Details of how we arrive at our pricing can be found here. Butchery costs have risen since then but we’re maintaining the prices at the same level for now.
We prefer customers to collect, so they can see the croft and the pigs. It may be possible to deliver at cost provided it’s a local sale, which is specified as being no more than 30 miles from the croft. We’re just outside Insch, in Aberdeenshire, north-east Scotland.
The pork will be available from either Thursday or Friday evening, depending on when the abattoir delivers it to us. We store it in a large freezer but prefer prompt collection
Please use the contact form if you’re interested in buying pork or would like more information.

29 August, 2011




Alas dear Stoney I am too far away to order or taste your pork. I will have to take wing and depart from Oz to do some serious tasting!
The half pig box has now sold. Still a quarter pig box remaining.
It appears the quarter pig box has also sold, pending receipt of a deposit.
Now that’s a good deal: well raised pedigree pork for only a 30% premium over the weekly special (likely a loss leader too) at my local grocery store. Unfortunately, I’m a few thousand kilometres away on the wrong side of the North Atlantic, and the pork has already sold. I must head out to my local farmer’s market on the weekend and see what’s available here.

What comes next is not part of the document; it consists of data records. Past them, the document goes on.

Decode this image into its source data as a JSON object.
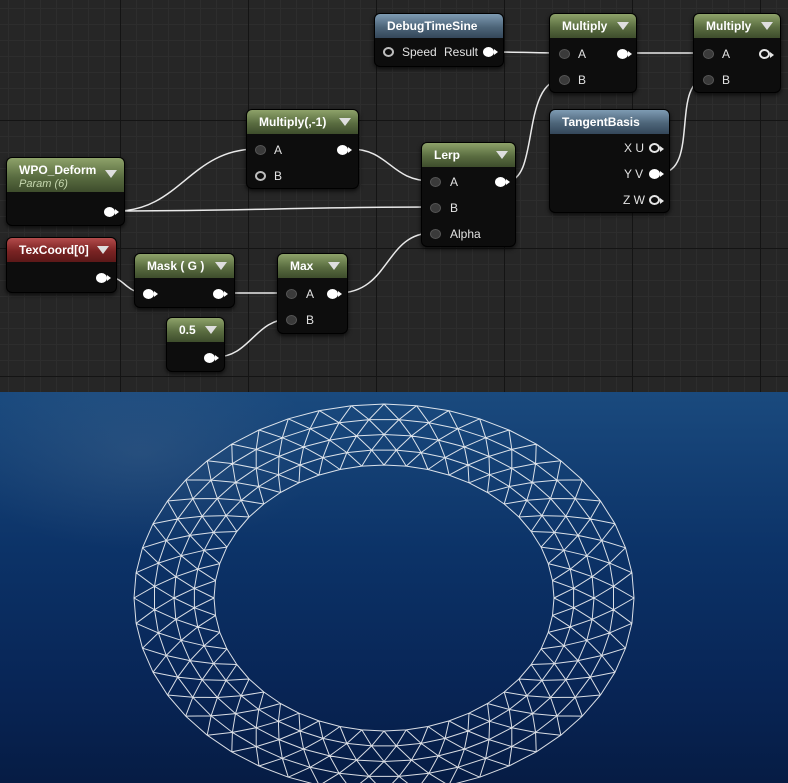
{
  "graph": {
    "nodes": {
      "debug_time_sine": {
        "title": "DebugTimeSine",
        "pin_speed": "Speed",
        "pin_result": "Result"
      },
      "multiply_1": {
        "title": "Multiply",
        "pin_a": "A",
        "pin_b": "B"
      },
      "multiply_2": {
        "title": "Multiply",
        "pin_a": "A",
        "pin_b": "B"
      },
      "multiply_neg1": {
        "title": "Multiply(,-1)",
        "pin_a": "A",
        "pin_b": "B"
      },
      "tangent_basis": {
        "title": "TangentBasis",
        "pin_xu": "X U",
        "pin_yv": "Y V",
        "pin_zw": "Z W"
      },
      "lerp": {
        "title": "Lerp",
        "pin_a": "A",
        "pin_b": "B",
        "pin_alpha": "Alpha"
      },
      "wpo_deform": {
        "title": "WPO_Deform",
        "subtitle": "Param (6)"
      },
      "texcoord": {
        "title": "TexCoord[0]"
      },
      "mask": {
        "title": "Mask ( G )"
      },
      "max": {
        "title": "Max",
        "pin_a": "A",
        "pin_b": "B"
      },
      "const": {
        "title": "0.5"
      }
    }
  },
  "colors": {
    "param_header": "#5a6d41",
    "function_header": "#4d6579",
    "texcoord_header": "#7a2323",
    "wire": "#ffffff",
    "viewport_bg": "#0c3368",
    "mesh_wire": "#ffffff"
  }
}
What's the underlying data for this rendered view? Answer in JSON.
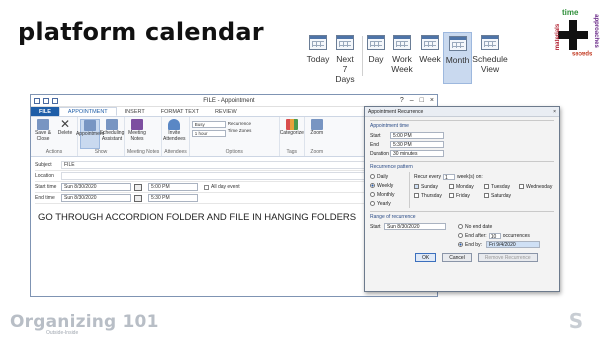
{
  "slide": {
    "title": "platform calendar"
  },
  "corner_logo": {
    "time": "time",
    "materials": "materials",
    "approaches": "approaches",
    "spaces": "spaces"
  },
  "view_ribbon": {
    "buttons": [
      {
        "label": "Today",
        "icon": "calendar-today-icon",
        "active": false
      },
      {
        "label": "Next 7 Days",
        "icon": "calendar-week-icon",
        "active": false
      },
      {
        "label": "Day",
        "icon": "calendar-day-icon",
        "active": false
      },
      {
        "label": "Work Week",
        "icon": "calendar-workweek-icon",
        "active": false
      },
      {
        "label": "Week",
        "icon": "calendar-week-view-icon",
        "active": false
      },
      {
        "label": "Month",
        "icon": "calendar-month-icon",
        "active": true
      },
      {
        "label": "Schedule View",
        "icon": "schedule-view-icon",
        "active": false
      }
    ]
  },
  "outlook": {
    "window_title": "FILE - Appointment",
    "tabs": [
      "FILE",
      "APPOINTMENT",
      "INSERT",
      "FORMAT TEXT",
      "REVIEW"
    ],
    "active_tab": "APPOINTMENT",
    "ribbon": {
      "save_close": "Save & Close",
      "delete": "Delete",
      "actions_label": "Actions",
      "appointment": "Appointment",
      "scheduling": "Scheduling Assistant",
      "show_label": "Show",
      "meeting_notes": "Meeting Notes",
      "meeting_notes_label": "Meeting Notes",
      "invite": "Invite Attendees",
      "attendees_label": "Attendees",
      "busy": "Busy",
      "reminder": "1 hour",
      "recurrence": "Recurrence",
      "time_zones": "Time Zones",
      "options_label": "Options",
      "categorize": "Categorize",
      "tags_label": "Tags",
      "zoom": "Zoom",
      "zoom_label": "Zoom"
    },
    "form": {
      "subject_label": "Subject",
      "subject_value": "FILE",
      "location_label": "Location",
      "start_label": "Start time",
      "start_date": "Sun 8/30/2020",
      "start_time": "5:00 PM",
      "all_day": "All day event",
      "end_label": "End time",
      "end_date": "Sun 8/30/2020",
      "end_time": "5:30 PM",
      "body": "GO THROUGH ACCORDION FOLDER AND FILE IN HANGING FOLDERS"
    }
  },
  "recurrence_dialog": {
    "title": "Appointment Recurrence",
    "close": "×",
    "time_title": "Appointment time",
    "start_label": "Start",
    "start_value": "5:00 PM",
    "end_label": "End",
    "end_value": "5:30 PM",
    "duration_label": "Duration",
    "duration_value": "30 minutes",
    "pattern_title": "Recurrence pattern",
    "patterns": [
      {
        "label": "Daily",
        "on": false
      },
      {
        "label": "Weekly",
        "on": true
      },
      {
        "label": "Monthly",
        "on": false
      },
      {
        "label": "Yearly",
        "on": false
      }
    ],
    "recur_every": "Recur every",
    "recur_value": "1",
    "weeks_on": "week(s) on:",
    "days": [
      {
        "label": "Sunday",
        "on": true
      },
      {
        "label": "Monday",
        "on": false
      },
      {
        "label": "Tuesday",
        "on": false
      },
      {
        "label": "Wednesday",
        "on": false
      },
      {
        "label": "Thursday",
        "on": false
      },
      {
        "label": "Friday",
        "on": false
      },
      {
        "label": "Saturday",
        "on": false
      }
    ],
    "range_title": "Range of recurrence",
    "range_start_label": "Start",
    "range_start_value": "Sun 8/30/2020",
    "no_end": "No end date",
    "end_after": "End after:",
    "end_after_value": "10",
    "occurrences": "occurrences",
    "end_by": "End by:",
    "end_by_value": "Fri 9/4/2020",
    "ok": "OK",
    "cancel": "Cancel",
    "remove": "Remove Recurrence"
  },
  "footer": {
    "brand": "Organizing 101",
    "brand_sub": "Outside-Inside",
    "logo_letter": "S"
  }
}
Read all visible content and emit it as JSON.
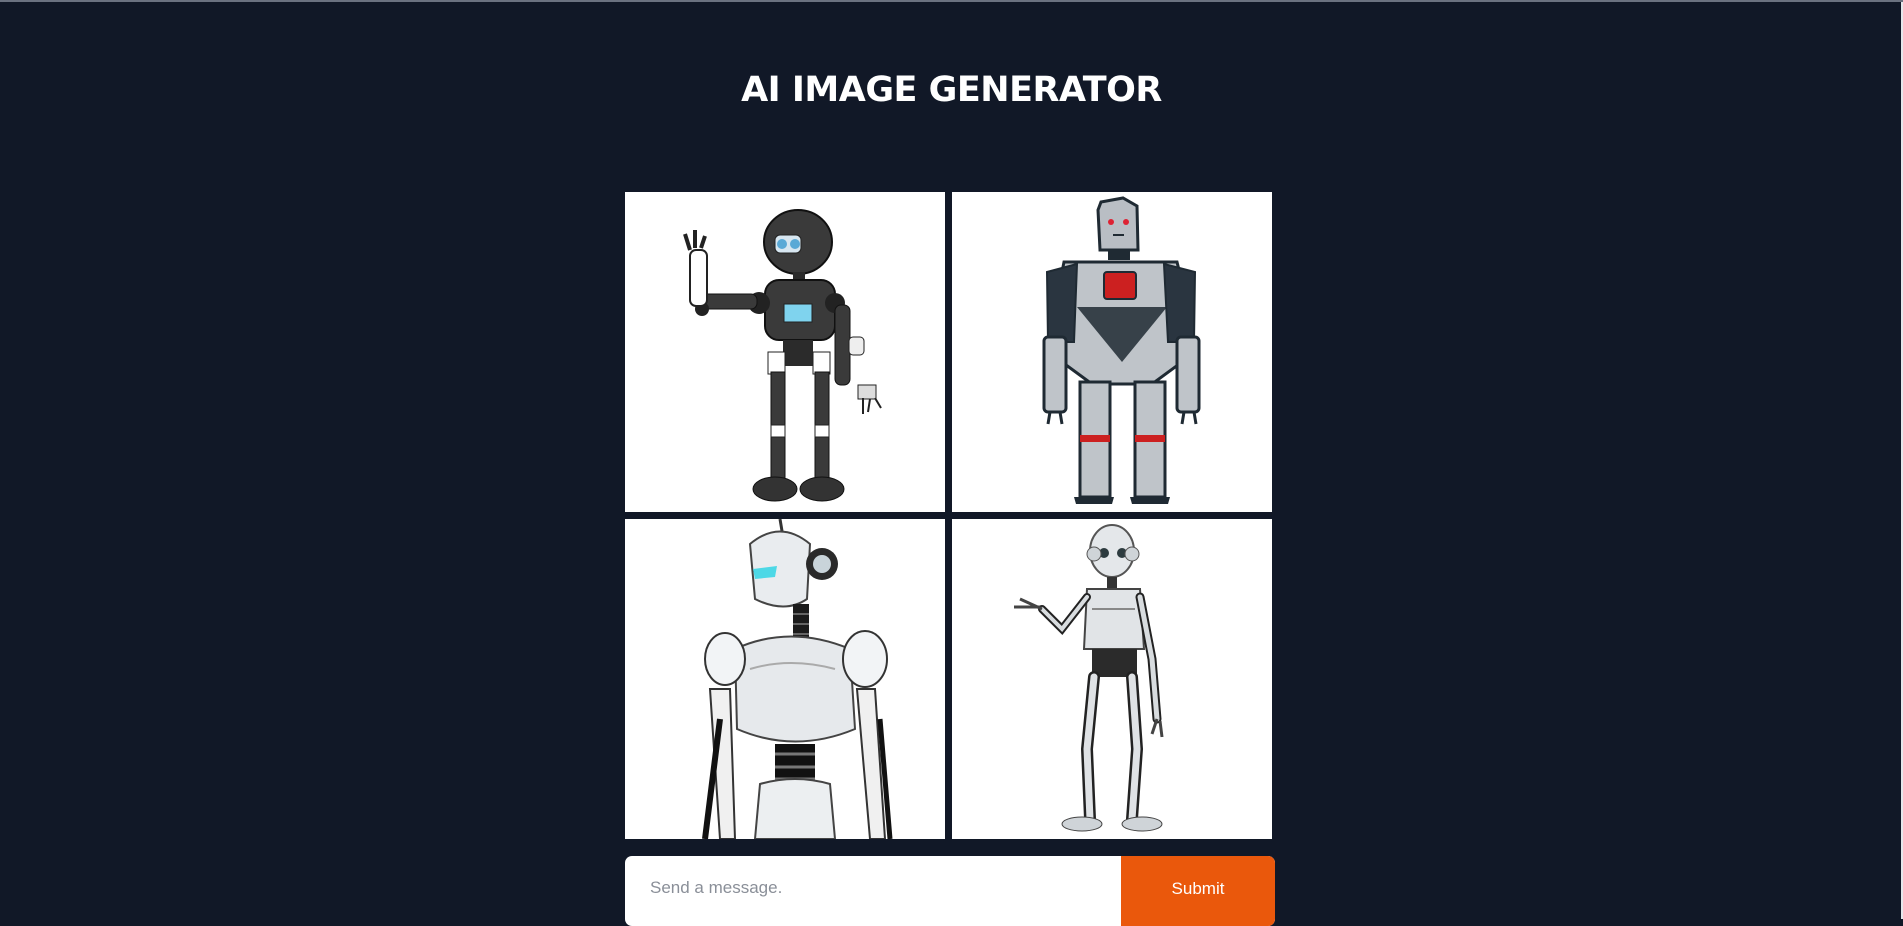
{
  "header": {
    "title": "AI IMAGE GENERATOR"
  },
  "gallery": {
    "images": [
      {
        "subject": "cartoon robot waving"
      },
      {
        "subject": "grey robot with red chest panel"
      },
      {
        "subject": "white humanoid robot close-up"
      },
      {
        "subject": "silver humanoid robot pointing"
      }
    ]
  },
  "prompt": {
    "placeholder": "Send a message.",
    "value": ""
  },
  "submit": {
    "label": "Submit"
  },
  "colors": {
    "background": "#111827",
    "accent": "#ea580c",
    "title": "#ffffff"
  }
}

We don’t charge a premium price. We charge cost plus a small margin to cover the losses incurred selling weaner pigs. Our costs are higher than industrial pig farms because we’re small and we use a relatively inefficient breed of pigs.
Premium prices are set artificially high to exploit buyer assumptions that expensive items are higher quality or enjoy a special cache. Supermarkets, for example, will use premium pricing on their “quality” pork lines, even if the production methods are largely the same as those used on their standard lines. It’s all about people being silly enough to pay more for a bit of marketing glitz.
So while we are more expensive than many supermarket lines that’s a reflection of our higher costs and not a result of a premium price marketing gimmick to exploit the gullible.